Online stores are a prime target for financially-driven hackers that are after payment card data, typically captured by a web skimmer – a malicious script injected into payment forms.
Furthermore, as Adobe noted in their advisory, some threat actors are already leveraging CVE-2022-24086 in limited attacks.
According to the researchers’ estimations, there are more than 17,000 vulnerable websites, some of them from “major businesses.”
The researchers say that they have no plans to publish the proof-of-concept (PoC) exploit code they created or to share it privately within the infosec industry.
The decision is primarily motivated by the significant number of websites running unpatched Adobe Commerce and Magento products.
Online store administrators are recommended to install the patches for both critical vulnerabilities to defend exploitation attempts.
Credited for the second critical bug (CVE-2022-24087) are researchers Eboda and Blaklis, the latter stressing that applying the first fix is not sufficient:
A new patch have been published for Magento 2, to mitigate the pre-authenticated remote code execution. If you patched with the first patch, THIS IS NOT SUFFICIENT to be safe.
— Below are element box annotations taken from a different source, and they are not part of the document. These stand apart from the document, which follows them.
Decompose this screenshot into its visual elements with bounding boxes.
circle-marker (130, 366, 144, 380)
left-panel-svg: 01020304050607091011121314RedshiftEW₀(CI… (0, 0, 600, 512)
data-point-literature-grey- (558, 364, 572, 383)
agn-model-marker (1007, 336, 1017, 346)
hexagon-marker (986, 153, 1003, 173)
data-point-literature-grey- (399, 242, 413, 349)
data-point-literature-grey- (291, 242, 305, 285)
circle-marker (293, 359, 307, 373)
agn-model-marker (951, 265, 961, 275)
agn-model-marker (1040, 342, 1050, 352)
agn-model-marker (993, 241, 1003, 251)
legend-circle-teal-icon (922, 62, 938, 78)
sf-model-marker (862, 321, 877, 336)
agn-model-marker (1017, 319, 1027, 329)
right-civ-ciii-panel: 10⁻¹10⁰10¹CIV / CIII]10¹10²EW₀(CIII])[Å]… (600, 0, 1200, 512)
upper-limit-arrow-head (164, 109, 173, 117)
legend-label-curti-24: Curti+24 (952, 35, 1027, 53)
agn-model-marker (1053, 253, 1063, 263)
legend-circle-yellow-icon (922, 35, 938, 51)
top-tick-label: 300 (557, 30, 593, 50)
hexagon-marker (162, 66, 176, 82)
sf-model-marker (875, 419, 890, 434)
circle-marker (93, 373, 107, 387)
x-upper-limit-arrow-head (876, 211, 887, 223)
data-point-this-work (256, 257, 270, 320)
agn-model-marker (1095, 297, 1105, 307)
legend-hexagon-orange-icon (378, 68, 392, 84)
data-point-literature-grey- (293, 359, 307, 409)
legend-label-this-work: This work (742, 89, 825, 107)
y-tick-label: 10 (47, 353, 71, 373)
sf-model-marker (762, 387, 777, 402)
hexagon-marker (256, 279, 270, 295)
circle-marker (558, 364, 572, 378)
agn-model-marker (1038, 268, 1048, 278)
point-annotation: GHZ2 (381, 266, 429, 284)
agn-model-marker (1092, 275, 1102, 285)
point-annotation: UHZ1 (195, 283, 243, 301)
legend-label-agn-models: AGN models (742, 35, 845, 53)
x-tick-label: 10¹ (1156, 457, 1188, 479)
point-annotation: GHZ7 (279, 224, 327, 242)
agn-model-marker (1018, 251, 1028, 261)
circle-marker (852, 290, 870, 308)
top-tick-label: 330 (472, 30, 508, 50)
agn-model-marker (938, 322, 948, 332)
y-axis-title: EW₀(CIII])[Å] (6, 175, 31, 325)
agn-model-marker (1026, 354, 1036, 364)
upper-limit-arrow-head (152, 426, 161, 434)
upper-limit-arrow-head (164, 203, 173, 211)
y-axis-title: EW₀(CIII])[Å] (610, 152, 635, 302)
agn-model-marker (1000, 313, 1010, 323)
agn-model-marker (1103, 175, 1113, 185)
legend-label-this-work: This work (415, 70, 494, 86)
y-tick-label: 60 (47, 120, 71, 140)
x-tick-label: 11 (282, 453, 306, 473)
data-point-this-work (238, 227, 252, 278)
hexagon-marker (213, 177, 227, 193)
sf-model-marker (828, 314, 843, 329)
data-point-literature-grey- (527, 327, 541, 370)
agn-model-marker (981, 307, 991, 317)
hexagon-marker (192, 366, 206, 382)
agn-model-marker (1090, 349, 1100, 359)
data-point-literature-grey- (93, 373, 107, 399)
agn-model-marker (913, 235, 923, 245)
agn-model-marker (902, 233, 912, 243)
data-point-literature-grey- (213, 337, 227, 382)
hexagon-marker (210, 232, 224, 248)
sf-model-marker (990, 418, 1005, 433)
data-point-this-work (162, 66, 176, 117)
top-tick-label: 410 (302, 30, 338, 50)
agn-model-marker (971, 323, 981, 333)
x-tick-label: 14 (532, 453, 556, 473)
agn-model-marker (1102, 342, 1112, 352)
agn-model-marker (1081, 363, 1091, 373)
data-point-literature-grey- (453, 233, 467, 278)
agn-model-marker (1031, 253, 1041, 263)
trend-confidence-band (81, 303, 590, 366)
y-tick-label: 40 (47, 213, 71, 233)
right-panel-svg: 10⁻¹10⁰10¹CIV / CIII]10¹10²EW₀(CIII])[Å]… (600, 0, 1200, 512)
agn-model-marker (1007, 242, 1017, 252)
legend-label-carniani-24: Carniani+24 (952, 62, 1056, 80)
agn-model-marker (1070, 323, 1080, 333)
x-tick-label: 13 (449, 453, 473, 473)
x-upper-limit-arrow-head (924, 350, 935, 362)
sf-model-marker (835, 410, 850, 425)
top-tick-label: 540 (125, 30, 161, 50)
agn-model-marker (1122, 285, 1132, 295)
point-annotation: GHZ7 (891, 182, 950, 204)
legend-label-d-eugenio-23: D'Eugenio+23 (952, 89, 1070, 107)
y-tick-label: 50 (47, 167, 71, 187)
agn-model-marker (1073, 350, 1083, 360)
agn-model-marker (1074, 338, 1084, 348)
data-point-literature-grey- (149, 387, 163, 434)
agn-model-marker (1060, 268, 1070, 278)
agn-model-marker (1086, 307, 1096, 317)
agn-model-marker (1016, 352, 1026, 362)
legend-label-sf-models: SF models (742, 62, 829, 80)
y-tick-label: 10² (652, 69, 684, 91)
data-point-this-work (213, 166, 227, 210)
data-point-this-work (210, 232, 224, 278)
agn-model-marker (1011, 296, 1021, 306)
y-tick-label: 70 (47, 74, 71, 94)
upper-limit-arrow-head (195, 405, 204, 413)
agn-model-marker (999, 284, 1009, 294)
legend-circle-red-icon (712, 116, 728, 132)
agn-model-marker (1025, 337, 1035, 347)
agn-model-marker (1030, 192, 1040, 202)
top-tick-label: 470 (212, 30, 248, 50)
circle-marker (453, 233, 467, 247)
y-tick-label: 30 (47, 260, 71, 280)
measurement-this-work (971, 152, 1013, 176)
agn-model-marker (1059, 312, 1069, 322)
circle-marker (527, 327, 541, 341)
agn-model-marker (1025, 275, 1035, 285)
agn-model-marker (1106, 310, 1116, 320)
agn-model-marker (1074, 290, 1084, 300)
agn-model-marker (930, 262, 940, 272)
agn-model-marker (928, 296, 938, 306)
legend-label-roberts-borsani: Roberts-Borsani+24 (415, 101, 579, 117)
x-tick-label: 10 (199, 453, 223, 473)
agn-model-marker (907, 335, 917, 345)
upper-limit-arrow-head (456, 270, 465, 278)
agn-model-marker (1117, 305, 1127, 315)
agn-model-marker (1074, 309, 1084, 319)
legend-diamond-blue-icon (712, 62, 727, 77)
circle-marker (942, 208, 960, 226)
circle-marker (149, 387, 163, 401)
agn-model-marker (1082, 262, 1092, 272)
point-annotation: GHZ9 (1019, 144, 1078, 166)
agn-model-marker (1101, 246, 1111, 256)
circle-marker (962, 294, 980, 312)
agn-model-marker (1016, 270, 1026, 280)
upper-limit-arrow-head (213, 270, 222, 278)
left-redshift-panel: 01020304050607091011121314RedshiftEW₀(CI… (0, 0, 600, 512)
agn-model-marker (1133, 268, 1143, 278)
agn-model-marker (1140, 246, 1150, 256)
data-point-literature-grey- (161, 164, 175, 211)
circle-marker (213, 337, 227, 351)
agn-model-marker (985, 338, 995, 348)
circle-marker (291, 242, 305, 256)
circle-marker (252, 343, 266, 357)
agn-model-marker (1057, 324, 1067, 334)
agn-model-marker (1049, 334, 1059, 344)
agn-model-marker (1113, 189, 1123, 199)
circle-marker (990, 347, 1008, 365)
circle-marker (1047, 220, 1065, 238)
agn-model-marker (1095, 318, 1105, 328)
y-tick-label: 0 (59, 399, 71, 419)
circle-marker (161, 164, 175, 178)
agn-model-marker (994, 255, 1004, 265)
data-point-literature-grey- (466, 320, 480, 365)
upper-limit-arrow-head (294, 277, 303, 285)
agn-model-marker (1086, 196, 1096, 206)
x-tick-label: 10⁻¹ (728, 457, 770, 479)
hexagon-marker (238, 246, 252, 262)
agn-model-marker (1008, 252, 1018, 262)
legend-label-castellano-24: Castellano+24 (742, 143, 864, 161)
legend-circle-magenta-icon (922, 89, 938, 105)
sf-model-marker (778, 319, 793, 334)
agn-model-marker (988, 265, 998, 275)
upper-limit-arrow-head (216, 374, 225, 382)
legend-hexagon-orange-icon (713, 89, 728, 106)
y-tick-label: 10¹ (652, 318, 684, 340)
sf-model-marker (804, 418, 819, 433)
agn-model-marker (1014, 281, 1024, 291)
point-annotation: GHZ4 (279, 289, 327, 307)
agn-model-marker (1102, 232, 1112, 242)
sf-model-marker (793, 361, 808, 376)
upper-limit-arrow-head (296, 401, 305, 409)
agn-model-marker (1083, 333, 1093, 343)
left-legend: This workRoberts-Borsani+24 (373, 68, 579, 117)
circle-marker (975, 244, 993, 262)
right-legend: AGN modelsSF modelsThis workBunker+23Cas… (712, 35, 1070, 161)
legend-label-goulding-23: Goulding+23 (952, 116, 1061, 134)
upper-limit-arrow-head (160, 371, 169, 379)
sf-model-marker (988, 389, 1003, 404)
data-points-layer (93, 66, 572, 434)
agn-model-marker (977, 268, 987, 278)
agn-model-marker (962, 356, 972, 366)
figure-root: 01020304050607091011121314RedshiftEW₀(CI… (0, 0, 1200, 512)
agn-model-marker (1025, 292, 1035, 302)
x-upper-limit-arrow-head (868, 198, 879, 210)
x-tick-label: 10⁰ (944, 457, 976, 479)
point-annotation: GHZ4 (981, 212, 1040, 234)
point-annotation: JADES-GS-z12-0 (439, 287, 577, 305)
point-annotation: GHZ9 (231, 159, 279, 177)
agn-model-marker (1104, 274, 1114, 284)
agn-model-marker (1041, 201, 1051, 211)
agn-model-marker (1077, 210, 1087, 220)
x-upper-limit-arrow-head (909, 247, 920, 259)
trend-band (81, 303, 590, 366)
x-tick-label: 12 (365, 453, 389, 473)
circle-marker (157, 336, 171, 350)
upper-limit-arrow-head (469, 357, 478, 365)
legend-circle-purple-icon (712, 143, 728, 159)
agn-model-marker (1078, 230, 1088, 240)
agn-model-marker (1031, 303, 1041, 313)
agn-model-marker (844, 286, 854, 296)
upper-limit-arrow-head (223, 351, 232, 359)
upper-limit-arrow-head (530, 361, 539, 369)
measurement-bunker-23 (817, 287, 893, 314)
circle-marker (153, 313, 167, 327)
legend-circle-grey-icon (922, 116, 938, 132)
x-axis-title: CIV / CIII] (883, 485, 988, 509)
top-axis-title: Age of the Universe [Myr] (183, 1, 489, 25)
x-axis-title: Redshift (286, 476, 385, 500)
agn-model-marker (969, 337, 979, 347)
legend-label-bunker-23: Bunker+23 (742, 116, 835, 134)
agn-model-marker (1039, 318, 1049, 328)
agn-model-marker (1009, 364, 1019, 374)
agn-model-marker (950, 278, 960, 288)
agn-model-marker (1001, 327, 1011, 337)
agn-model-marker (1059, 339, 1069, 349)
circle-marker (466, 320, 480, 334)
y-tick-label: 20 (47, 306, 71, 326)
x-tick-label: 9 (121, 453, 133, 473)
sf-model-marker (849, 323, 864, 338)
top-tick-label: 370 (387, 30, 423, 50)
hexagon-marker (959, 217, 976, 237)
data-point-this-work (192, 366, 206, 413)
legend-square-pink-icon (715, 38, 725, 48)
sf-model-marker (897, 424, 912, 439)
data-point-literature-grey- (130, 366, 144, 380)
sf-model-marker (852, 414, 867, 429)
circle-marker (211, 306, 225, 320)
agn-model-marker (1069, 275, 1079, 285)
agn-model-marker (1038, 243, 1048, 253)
Please update again!https://t.co/vtYj9Ic6ds@ptswarm (as you had a PoC too!)#magento— Blaklis (@Blaklis_) February 17, 2022
Update [February 18, 2022, 06:20 AM EST]: Fabian Schmengler, a Magento Certified Developer working at technical eCommerce consulting company integer_net, warns that Adobe’s patch for CVE-2022-24087 (MDVA-43443) breaks the “Template Styles” CSS configuration in email templates “because all curly braces are removed to sanitize input.”
The developer notes that even so, having “less colorful emails” is a good trade-off for not being impacted by a remote code execution vulnerability.